Elettronica, insomma, che all’occorrenza può mostrarsi con le sembianze di un trip hop romantico, The Castle, o di un attualissimo dub, Nigdy Nie (Never No). Roba che, se fossi un alt rocker coetaneo di Coyne, non dico che mi vergognerei del mio set di pedalini vintage, ma sicuramente mi sentirei di colpo vecchio, come se vivendo al di fuori del mondo fatato dei Flaming Lips il tempo fosse trascorso più in fretta per me.
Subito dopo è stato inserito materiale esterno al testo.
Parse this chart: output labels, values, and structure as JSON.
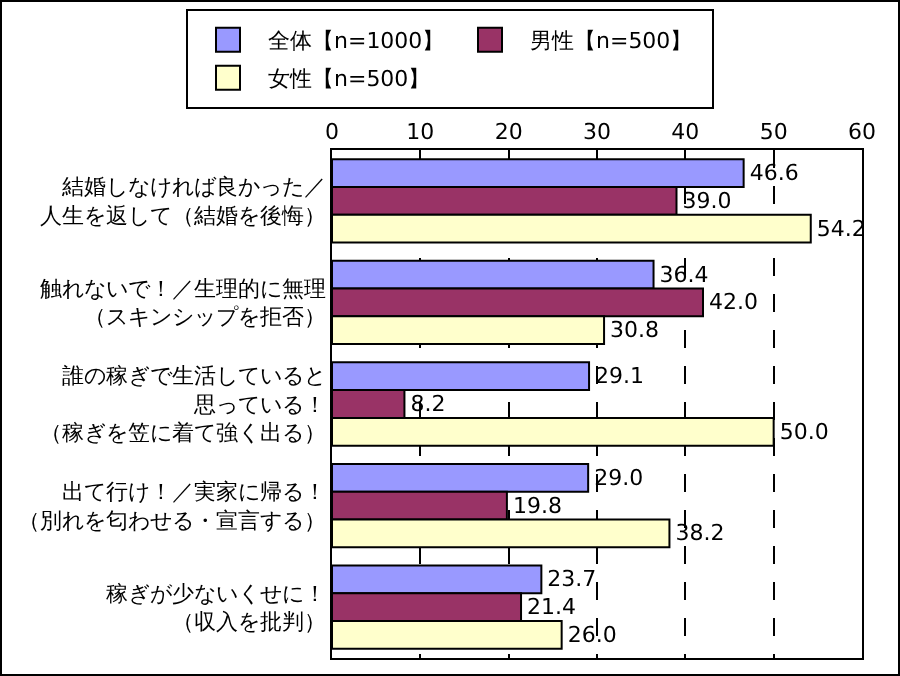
{
  "chart_data": {
    "type": "bar",
    "orientation": "horizontal",
    "categories": [
      "結婚しなければ良かった／人生を返して（結婚を後悔）",
      "触れないで！／生理的に無理（スキンシップを拒否）",
      "誰の稼ぎで生活していると思っている！（稼ぎを笠に着て強く出る）",
      "出て行け！／実家に帰る！（別れを匂わせる・宣言する）",
      "稼ぎが少ないくせに！（収入を批判）"
    ],
    "series": [
      {
        "name": "全体【n=1000】",
        "color": "#9999ff",
        "values": [
          46.6,
          36.4,
          29.1,
          29.0,
          23.7
        ],
        "value_labels": [
          "46.6",
          "36.4",
          "29.1",
          "29.0",
          "23.7"
        ]
      },
      {
        "name": "男性【n=500】",
        "color": "#993366",
        "values": [
          39.0,
          42.0,
          8.2,
          19.8,
          21.4
        ],
        "value_labels": [
          "39.0",
          "42.0",
          "8.2",
          "19.8",
          "21.4"
        ]
      },
      {
        "name": "女性【n=500】",
        "color": "#ffffcc",
        "values": [
          54.2,
          30.8,
          50.0,
          38.2,
          26.0
        ],
        "value_labels": [
          "54.2",
          "30.8",
          "50.0",
          "38.2",
          "26.0"
        ]
      }
    ],
    "xlim": [
      0,
      60
    ],
    "xticks": [
      0,
      10,
      20,
      30,
      40,
      50,
      60
    ],
    "grid": "x",
    "legend": "top"
  }
}
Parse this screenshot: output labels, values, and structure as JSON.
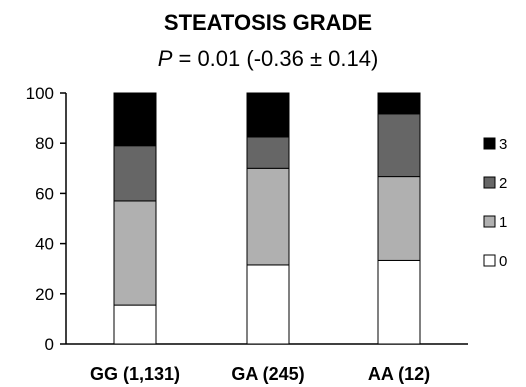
{
  "chart_data": {
    "type": "bar",
    "stacked": true,
    "title": "STEATOSIS GRADE",
    "subtitle": {
      "p_label": "P",
      "rest": " = 0.01 (-0.36 ± 0.14)"
    },
    "categories": [
      "GG (1,131)",
      "GA (245)",
      "AA (12)"
    ],
    "series": [
      {
        "name": "0",
        "color": "#ffffff",
        "values": [
          15.5,
          31.5,
          33.3
        ]
      },
      {
        "name": "1",
        "color": "#b0b0b0",
        "values": [
          41.5,
          38.5,
          33.4
        ]
      },
      {
        "name": "2",
        "color": "#666666",
        "values": [
          22,
          12.5,
          25
        ]
      },
      {
        "name": "3",
        "color": "#000000",
        "values": [
          21,
          17.5,
          8.3
        ]
      }
    ],
    "ylim": [
      0,
      100
    ],
    "yticks": [
      "0",
      "20",
      "40",
      "60",
      "80",
      "100"
    ],
    "xlabel": "",
    "ylabel": "",
    "legend_position": "right",
    "legend_order": [
      "3",
      "2",
      "1",
      "0"
    ],
    "grid": false
  }
}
Forse è davvero così, merito dei 30 anni trascorsi, fra una tragedia e l’altra, a ripiegare su schitarrate, cartoni giapponesi e pure quelli di LSD. Tanto del futuro non v’è certezza, quindi parafrasando Baudelaire tanto vale inebriarsi in un’orgia di colori, suoni e magari corpi. “E se poi dovessero arrivare i poliziotti”, dice la voce sotto acidi verso la fine di There Should Be Unicorns, “daremo loro così tanti soldi che potranno soltanto andare in pensione dal loro lavoro di merda e vivere l’esistenza più grandiosa di sempre”.